Member of the Michigan House of Representatives from the 68th district 69th district (2001–2002)
- In office January 1, 2001 – December 31, 2006
- Preceded by: Lynne Martinez
- Succeeded by: Joan Bauer

Personal details
- Born: June 21, 1952 Chicago, Illinois
- Died: December 28, 2014 (aged 62) Washington, D.C.
- Party: Democratic
- Alma mater: Chicago Theological Seminary (D. Min., M. Div.) Michigan State University (M.A.) DePaul University (B.A.)
- Occupation: Pastor, politician

= Michael C. Murphy (Michigan politician) =

American politician

Michael C. Murphy (June 21, 1952 – December 28, 2014) was the founder and pastor of St. Stephen’s Community United Church of Christ in Lansing, Michigan, and a former member of the Michigan House of Representatives.

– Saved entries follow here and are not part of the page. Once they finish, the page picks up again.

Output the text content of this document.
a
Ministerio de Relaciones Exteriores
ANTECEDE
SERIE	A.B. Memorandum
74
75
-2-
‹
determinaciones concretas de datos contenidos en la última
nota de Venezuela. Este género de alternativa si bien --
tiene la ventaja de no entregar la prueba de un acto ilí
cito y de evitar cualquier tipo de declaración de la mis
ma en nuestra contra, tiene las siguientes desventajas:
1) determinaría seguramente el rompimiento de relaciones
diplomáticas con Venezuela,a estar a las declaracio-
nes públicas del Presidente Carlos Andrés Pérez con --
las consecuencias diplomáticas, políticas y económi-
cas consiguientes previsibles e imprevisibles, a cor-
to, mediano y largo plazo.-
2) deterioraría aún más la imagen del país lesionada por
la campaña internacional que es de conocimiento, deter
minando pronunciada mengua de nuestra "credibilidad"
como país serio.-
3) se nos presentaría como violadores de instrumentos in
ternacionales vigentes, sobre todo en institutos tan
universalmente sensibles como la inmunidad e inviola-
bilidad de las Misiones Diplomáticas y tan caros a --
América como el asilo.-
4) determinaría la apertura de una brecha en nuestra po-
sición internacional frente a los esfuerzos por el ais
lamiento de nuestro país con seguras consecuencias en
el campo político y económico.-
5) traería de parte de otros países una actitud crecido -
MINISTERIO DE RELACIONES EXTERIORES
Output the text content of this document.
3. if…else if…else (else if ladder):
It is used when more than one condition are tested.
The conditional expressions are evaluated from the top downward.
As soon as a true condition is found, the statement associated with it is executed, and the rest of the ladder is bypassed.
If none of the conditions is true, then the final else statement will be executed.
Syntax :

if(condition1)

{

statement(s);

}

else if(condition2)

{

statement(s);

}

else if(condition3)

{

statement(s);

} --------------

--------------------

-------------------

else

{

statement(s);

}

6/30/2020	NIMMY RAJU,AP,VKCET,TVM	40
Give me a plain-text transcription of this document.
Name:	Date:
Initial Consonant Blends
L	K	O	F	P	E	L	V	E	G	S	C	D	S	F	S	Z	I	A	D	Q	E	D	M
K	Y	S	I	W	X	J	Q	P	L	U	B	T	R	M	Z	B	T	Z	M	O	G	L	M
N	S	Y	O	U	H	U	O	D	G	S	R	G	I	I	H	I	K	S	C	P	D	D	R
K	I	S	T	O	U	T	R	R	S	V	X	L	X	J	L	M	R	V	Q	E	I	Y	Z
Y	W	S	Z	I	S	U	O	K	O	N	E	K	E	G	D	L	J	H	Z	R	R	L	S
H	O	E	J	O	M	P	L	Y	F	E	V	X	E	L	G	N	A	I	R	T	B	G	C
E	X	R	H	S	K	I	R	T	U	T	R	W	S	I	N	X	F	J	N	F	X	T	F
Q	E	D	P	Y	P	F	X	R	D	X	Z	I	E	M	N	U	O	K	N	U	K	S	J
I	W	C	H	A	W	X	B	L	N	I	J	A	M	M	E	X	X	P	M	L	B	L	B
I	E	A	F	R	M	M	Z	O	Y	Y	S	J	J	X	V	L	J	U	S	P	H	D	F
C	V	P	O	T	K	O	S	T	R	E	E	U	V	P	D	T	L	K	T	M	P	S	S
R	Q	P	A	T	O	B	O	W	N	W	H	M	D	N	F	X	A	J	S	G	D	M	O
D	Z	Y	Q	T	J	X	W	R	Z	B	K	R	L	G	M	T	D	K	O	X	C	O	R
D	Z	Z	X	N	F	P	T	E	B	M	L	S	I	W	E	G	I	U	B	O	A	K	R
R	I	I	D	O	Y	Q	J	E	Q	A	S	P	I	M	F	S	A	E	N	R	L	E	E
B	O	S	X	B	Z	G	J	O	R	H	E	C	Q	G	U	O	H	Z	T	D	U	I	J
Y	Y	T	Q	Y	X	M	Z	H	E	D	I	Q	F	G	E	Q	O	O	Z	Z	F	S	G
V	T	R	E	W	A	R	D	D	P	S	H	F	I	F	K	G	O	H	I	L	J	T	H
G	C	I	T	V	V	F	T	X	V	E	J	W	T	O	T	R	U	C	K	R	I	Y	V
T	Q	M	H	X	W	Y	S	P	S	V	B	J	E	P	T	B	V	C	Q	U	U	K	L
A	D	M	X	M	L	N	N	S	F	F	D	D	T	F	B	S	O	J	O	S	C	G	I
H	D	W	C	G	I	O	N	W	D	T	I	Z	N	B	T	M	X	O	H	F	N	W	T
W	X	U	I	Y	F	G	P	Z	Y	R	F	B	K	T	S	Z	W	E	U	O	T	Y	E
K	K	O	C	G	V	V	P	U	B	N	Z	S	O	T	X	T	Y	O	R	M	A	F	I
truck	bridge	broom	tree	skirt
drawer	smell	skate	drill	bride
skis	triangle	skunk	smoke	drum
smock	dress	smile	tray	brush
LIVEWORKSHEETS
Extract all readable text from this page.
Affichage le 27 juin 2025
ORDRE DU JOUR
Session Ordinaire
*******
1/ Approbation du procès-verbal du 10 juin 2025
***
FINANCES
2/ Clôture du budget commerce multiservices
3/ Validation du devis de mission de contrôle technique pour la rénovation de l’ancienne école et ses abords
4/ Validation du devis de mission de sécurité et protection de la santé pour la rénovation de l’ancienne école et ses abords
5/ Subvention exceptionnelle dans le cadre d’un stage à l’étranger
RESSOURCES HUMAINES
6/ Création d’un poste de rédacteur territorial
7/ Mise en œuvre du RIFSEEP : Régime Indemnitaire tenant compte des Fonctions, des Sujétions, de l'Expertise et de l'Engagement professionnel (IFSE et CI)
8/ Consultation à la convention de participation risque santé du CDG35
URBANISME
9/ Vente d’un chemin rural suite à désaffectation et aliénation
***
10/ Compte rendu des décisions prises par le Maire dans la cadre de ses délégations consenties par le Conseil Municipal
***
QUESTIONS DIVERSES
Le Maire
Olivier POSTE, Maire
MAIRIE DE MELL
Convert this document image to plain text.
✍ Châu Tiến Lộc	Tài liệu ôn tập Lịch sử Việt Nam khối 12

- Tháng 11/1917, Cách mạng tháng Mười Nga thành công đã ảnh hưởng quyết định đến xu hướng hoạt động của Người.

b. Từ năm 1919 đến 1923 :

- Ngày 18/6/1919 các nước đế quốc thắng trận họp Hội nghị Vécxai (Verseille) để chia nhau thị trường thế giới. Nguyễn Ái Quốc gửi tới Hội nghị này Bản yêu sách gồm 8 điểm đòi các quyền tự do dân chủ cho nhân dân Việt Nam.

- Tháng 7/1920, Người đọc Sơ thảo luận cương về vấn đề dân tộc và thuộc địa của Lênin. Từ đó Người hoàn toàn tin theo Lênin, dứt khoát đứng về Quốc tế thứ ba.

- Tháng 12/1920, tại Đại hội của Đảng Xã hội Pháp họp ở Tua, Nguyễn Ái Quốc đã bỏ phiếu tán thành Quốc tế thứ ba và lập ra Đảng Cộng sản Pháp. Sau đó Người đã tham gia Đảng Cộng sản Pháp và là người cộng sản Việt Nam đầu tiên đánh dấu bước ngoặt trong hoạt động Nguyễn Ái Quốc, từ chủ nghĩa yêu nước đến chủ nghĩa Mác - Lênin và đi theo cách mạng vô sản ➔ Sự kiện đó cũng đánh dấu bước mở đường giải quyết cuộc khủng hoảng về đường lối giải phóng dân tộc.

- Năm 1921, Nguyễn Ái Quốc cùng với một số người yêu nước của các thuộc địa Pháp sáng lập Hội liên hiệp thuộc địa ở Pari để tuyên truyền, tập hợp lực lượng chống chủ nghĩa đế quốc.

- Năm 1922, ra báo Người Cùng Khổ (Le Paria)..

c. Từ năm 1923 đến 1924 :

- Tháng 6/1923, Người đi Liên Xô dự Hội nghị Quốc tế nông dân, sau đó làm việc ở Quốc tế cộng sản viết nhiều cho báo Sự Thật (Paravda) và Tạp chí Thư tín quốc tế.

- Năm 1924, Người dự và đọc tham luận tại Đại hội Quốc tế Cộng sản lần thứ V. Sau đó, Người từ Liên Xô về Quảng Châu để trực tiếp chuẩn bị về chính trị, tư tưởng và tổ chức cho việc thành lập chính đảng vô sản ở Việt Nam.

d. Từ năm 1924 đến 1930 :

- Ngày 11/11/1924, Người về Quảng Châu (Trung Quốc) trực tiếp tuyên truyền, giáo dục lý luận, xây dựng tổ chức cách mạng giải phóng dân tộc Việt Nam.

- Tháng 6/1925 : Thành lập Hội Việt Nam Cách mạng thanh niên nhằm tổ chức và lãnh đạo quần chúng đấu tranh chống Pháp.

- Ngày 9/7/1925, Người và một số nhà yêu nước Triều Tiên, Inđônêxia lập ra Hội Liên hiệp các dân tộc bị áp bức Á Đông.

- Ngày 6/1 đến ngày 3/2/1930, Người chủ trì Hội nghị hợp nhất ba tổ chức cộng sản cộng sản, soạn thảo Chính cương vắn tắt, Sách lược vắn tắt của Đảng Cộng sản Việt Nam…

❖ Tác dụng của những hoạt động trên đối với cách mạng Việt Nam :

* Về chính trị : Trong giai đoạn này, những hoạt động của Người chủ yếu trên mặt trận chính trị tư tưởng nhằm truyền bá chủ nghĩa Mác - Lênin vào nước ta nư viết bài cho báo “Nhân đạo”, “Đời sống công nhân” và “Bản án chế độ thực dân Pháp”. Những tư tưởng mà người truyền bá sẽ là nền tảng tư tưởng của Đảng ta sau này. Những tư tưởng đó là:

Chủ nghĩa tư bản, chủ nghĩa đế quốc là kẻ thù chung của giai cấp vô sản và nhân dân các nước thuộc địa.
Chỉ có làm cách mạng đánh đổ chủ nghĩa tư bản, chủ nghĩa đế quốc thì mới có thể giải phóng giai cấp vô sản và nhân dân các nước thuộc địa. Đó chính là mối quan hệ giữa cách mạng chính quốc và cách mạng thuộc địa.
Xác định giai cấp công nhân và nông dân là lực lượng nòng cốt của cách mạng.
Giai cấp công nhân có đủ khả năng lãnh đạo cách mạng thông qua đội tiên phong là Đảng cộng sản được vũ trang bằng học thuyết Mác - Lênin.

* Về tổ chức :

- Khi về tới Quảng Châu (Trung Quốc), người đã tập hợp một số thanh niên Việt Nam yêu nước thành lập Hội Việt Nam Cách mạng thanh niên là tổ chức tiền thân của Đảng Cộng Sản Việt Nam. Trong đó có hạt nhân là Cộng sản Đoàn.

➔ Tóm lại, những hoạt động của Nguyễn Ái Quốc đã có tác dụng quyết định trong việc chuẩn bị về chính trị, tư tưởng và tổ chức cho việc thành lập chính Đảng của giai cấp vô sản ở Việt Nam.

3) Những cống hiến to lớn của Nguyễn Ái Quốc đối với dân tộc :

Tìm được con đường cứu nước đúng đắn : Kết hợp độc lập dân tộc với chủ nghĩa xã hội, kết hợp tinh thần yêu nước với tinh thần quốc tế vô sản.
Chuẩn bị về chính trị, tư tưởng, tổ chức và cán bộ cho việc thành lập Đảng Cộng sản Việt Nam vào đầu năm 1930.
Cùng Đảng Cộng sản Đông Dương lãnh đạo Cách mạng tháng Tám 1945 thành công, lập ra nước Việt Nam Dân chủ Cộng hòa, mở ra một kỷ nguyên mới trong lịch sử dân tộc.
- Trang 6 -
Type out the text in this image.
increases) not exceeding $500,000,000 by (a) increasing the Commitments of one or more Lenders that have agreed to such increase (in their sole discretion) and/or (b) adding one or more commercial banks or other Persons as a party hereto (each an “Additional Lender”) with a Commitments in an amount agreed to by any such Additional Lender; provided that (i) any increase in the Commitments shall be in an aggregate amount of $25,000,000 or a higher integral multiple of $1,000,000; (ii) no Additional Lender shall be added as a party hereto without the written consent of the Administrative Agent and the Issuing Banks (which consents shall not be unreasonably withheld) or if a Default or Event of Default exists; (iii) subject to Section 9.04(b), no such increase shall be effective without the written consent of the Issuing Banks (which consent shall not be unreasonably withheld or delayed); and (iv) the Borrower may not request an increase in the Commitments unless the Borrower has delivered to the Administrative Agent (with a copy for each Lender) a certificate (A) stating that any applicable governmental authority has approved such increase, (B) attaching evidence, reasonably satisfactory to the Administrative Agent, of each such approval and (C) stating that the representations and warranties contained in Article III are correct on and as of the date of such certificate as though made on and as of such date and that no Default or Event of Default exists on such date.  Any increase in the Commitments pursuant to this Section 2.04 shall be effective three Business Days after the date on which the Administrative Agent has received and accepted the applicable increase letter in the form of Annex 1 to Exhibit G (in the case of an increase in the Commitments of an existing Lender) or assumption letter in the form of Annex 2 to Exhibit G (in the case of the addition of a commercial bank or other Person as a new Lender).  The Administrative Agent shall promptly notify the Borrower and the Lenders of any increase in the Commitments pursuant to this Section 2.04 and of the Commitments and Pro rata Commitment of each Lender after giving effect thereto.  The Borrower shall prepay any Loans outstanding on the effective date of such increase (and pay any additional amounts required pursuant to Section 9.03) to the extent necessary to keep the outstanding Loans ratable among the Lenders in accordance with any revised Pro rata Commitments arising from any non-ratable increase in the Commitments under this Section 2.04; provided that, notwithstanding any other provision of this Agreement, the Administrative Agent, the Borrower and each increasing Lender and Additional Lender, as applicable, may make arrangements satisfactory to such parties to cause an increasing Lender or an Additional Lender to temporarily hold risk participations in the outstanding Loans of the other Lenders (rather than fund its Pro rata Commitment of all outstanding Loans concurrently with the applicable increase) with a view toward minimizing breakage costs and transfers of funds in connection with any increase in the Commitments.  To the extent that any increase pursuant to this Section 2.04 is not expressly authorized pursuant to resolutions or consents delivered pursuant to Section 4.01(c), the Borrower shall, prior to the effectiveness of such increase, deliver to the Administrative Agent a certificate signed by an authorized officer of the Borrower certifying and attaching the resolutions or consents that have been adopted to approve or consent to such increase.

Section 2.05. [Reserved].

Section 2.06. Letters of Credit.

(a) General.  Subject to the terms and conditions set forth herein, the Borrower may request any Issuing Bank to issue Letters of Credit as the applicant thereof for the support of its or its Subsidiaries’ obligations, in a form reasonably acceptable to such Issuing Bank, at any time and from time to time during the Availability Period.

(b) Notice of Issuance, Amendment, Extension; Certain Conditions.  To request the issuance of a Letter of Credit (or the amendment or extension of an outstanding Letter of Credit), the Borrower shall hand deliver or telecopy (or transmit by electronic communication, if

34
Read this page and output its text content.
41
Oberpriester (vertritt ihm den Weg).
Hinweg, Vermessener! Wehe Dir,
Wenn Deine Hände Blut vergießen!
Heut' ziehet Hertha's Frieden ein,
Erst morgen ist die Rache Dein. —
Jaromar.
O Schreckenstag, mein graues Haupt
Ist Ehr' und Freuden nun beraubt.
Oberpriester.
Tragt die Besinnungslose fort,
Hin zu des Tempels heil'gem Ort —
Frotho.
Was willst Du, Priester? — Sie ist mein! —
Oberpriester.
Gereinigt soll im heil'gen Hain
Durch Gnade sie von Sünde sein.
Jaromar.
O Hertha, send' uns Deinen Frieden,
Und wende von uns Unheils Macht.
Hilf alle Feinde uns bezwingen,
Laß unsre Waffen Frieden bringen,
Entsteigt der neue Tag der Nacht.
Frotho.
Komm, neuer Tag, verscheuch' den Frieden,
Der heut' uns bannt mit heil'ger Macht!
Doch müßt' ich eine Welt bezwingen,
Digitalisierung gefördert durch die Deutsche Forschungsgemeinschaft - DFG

Murphy graduated from DePaul University with a bachelor's degree, from Michigan State University with a master's degree in counseling, and from Chicago Theological Seminary with both a master's degree in divinity and a doctorate of ministry. Ordained by the African Methodist Episcopal Church in 1984, Murphy held dual standing with that church and the United Church of Christ. He founded St. Stephen's in 1987 and served there until being called to the People's Congregational United Church of Christ in early 2009 where he was senior minister.

Murphy's political involvement began in 1997 when he was elected to the Lansing City Council. He served as president in 1999 and 2000. He chaired the public safety committee, served on the Michigan Municipal League's Legislative and Urban Affairs Committee, and the Mayor's Blue Ribbon Committee on Downtown Revitalization. An active participant in politics even before his election to the House, Murphy was one of 100 ministers to visit the White House in advance of the 2000 election to discuss getting out the vote.

Murphy was elected to the House in 2000, succeeding Lynne Martinez, to represent the majority of the City of Lansing. He served until 2006 when term limits precluded him from seeking re-election.

Murphy died on December 28, 2014, in Washington, D.C., aged 62.